Kurzbeschriebung lt. Amazon
Feenblut fließt in den Adern von Heaven. Aber bisher weiß das Mädchen noch nichts von ihrer besonderen Abstammung. Als die Jagd auf sie beginnt, ist Heaven ist ganz auf sich gestellt. David dagegen findet sein Leben ziemlich normal. Gut, seine Ex hat ihn gerade verlassen, aber kein Grund für ein Hollywood-Drama. Doch dann trifft er hoch auf den Dächern Londons Heaven. Und Davids Leben ändert sich für immer. 

 Das denke ich:
Heaven liebt die Nacht, ihre Freiheit und vor allem die Sterne. Deswegen verbringt sie die Nächte oft auf den Dächern Londons um den Nachthimmel mit ihrem Fernrohr zu beobachten. So auch in der Nacht als ihr zwei Gestalten auf einem Dach auflauern und ihr das Herz klauen.
Ab jetzt ist sie auf der Flucht und versucht den fremden Männern zu entkommen, dabei begegnet sie David, der sich kurzerhand dazu entschließt ihr zu helfen. Erst hält er sie für verrückt, ohne Herz kann schließlich niemand leben, aber dann sieht er die Fremden auch und er versucht alles um Heaven zu schützen. 

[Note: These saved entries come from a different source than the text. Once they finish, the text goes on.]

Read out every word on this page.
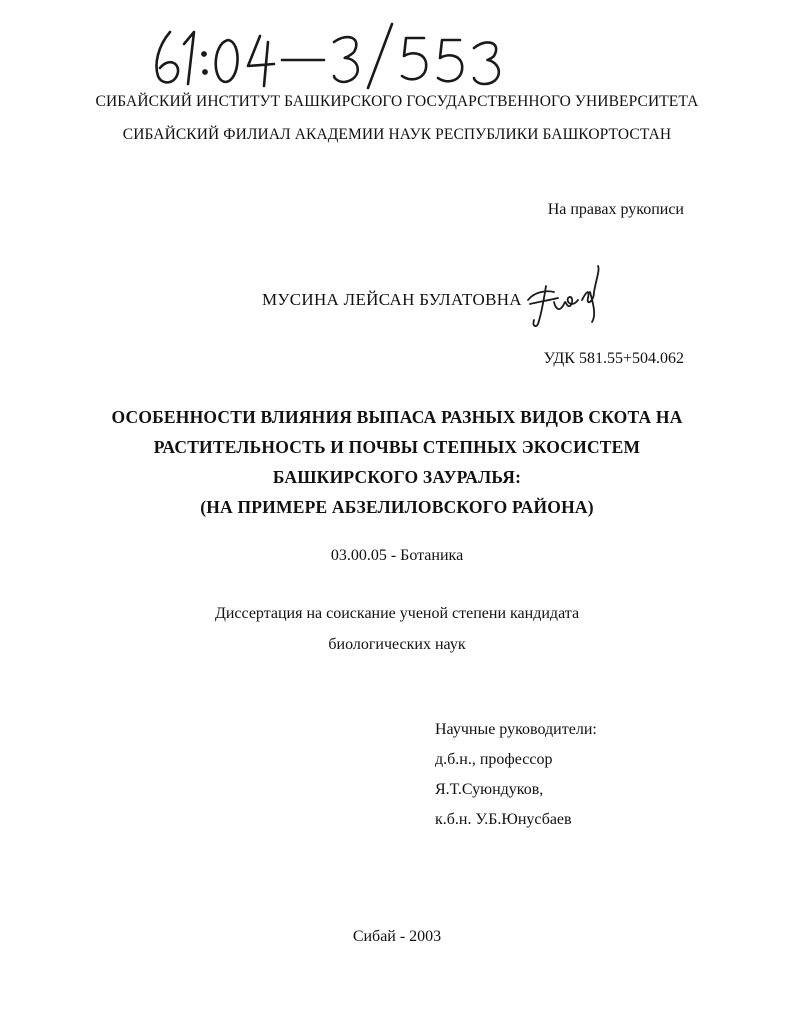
СИБАЙСКИЙ ИНСТИТУТ БАШКИРСКОГО ГОСУДАРСТВЕННОГО УНИВЕРСИТЕТА
СИБАЙСКИЙ ФИЛИАЛ АКАДЕМИИ НАУК РЕСПУБЛИКИ БАШКОРТОСТАН
На правах рукописи
МУСИНА ЛЕЙСАН БУЛАТОВНА
УДК 581.55+504.062
ОСОБЕННОСТИ ВЛИЯНИЯ ВЫПАСА РАЗНЫХ ВИДОВ СКОТА НА
РАСТИТЕЛЬНОСТЬ И ПОЧВЫ СТЕПНЫХ ЭКОСИСТЕМ
БАШКИРСКОГО ЗАУРАЛЬЯ:
(НА ПРИМЕРЕ АБЗЕЛИЛОВСКОГО РАЙОНА)
03.00.05 - Ботаника
Диссертация на соискание ученой степени кандидата
биологических наук
Научные руководители:
д.б.н., профессор
Я.Т.Суюндуков,
к.б.н. У.Б.Юнусбаев
Сибай - 2003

Mit Heaven ist Christoph Marzi ein echtes Meisterwerk geglückt, es war mein persönliches erstes Mal mit seinen Büchern, aber sicherlich nicht das Letzte. Spannend und temporeich erzählt er die Geschichte um Heaven und ihr ‚verlorenes’ Herz und immer wenn man denkt, das kann doch nicht noch schlimmer werden, wird es noch schlimmer. Immer ist man zwischen Hoffen und Bangen und versucht der Frage, wie ein Mensch ohne Herz überleben kann, auf die Schliche zu kommen.

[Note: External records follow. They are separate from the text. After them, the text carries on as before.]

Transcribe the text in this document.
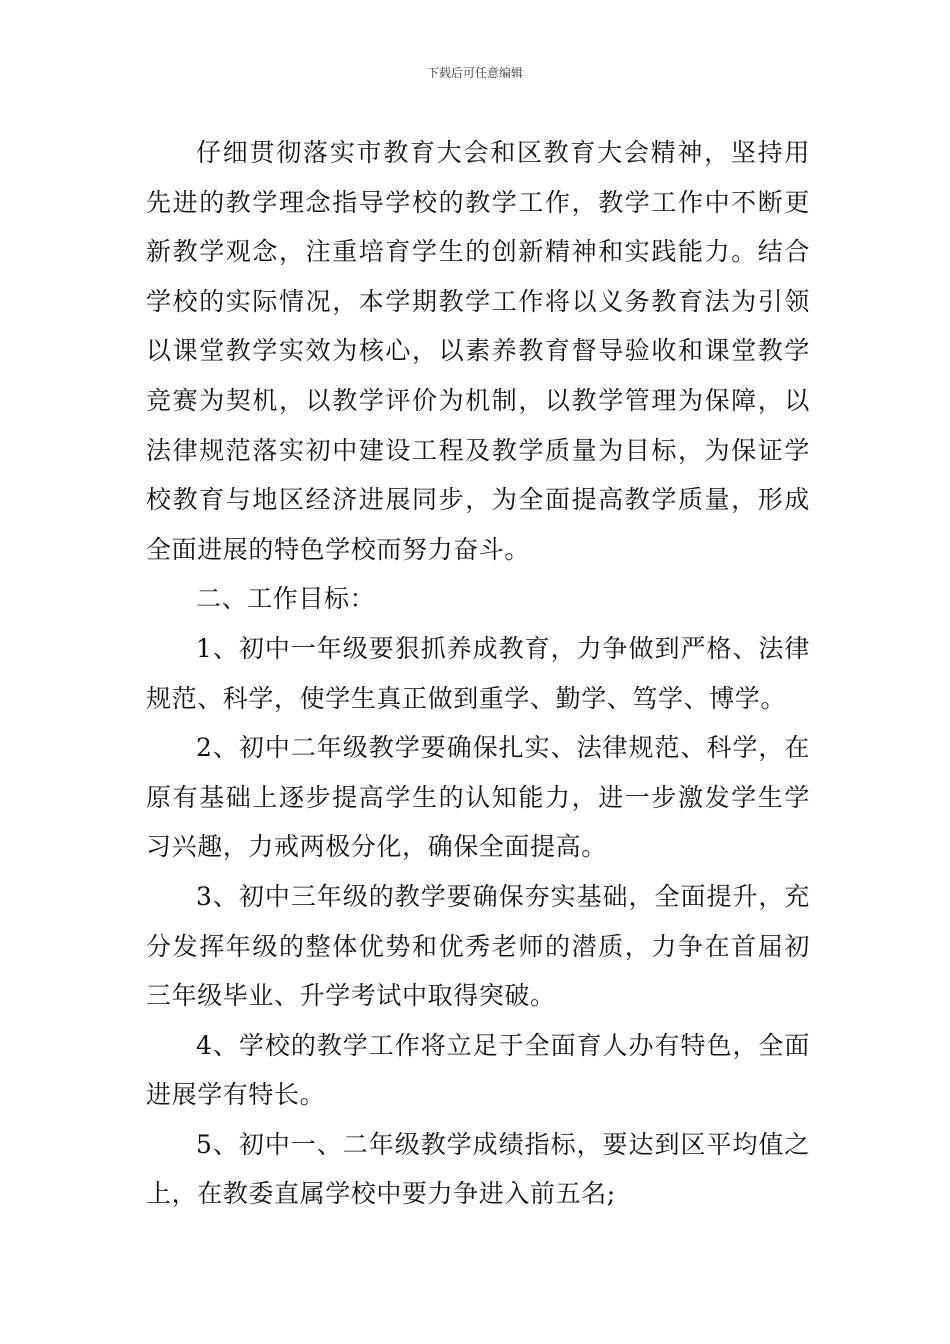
下载后可任意编辑

仔细贯彻落实市教育大会和区教育大会精神，坚持用先进的教学理念指导学校的教学工作，教学工作中不断更新教学观念，注重培育学生的创新精神和实践能力。结合学校的实际情况，本学期教学工作将以义务教育法为引领以课堂教学实效为核心，以素养教育督导验收和课堂教学竞赛为契机，以教学评价为机制，以教学管理为保障，以法律规范落实初中建设工程及教学质量为目标，为保证学校教育与地区经济进展同步，为全面提高教学质量，形成全面进展的特色学校而努力奋斗。

二、工作目标：

1、初中一年级要狠抓养成教育，力争做到严格、法律规范、科学，使学生真正做到重学、勤学、笃学、博学。

2、初中二年级教学要确保扎实、法律规范、科学，在原有基础上逐步提高学生的认知能力，进一步激发学生学习兴趣，力戒两极分化，确保全面提高。

3、初中三年级的教学要确保夯实基础，全面提升，充分发挥年级的整体优势和优秀老师的潜质，力争在首届初三年级毕业、升学考试中取得突破。

4、学校的教学工作将立足于全面育人办有特色，全面进展学有特长。

5、初中一、二年级教学成绩指标，要达到区平均值之上，在教委直属学校中要力争进入前五名;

Vor allem in den Charakter Heaven konnte ich mich gut hineinversetzen. Sie war süß und zart und angesichts der Tatsachen ziemlich verängstigt. Was ich gut verstehen konnte, schließlich wurde sie von Männern verfolgt die es auf sie abgesehen haben.
Auch David war mir sehr sympathisch, was durch seine Vorgeschichte nur noch verstärkt wurde.

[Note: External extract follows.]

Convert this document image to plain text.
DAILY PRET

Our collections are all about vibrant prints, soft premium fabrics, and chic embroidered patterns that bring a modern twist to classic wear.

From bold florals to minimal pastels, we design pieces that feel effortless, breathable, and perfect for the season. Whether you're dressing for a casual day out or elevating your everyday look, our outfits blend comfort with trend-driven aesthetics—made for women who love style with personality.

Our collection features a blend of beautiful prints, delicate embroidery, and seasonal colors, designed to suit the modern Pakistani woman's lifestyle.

Positiv zu erwähnen ist auch, dass alle Entscheidungen, die getroffen wurden, sehr realistisch waren und durchaus nachvollziehbar. 

Ich würde das Buch definitiv weiter empfehlen. Es hat mir ein großes Lesevergnügen bereitet, die einzige Frage die ich mir jetzt noch stelle ist welches Buch von Marzi ich als nächstes lesen werde, wann es soweit ist und ob es mich genau so überzeugen kann wie Heaven.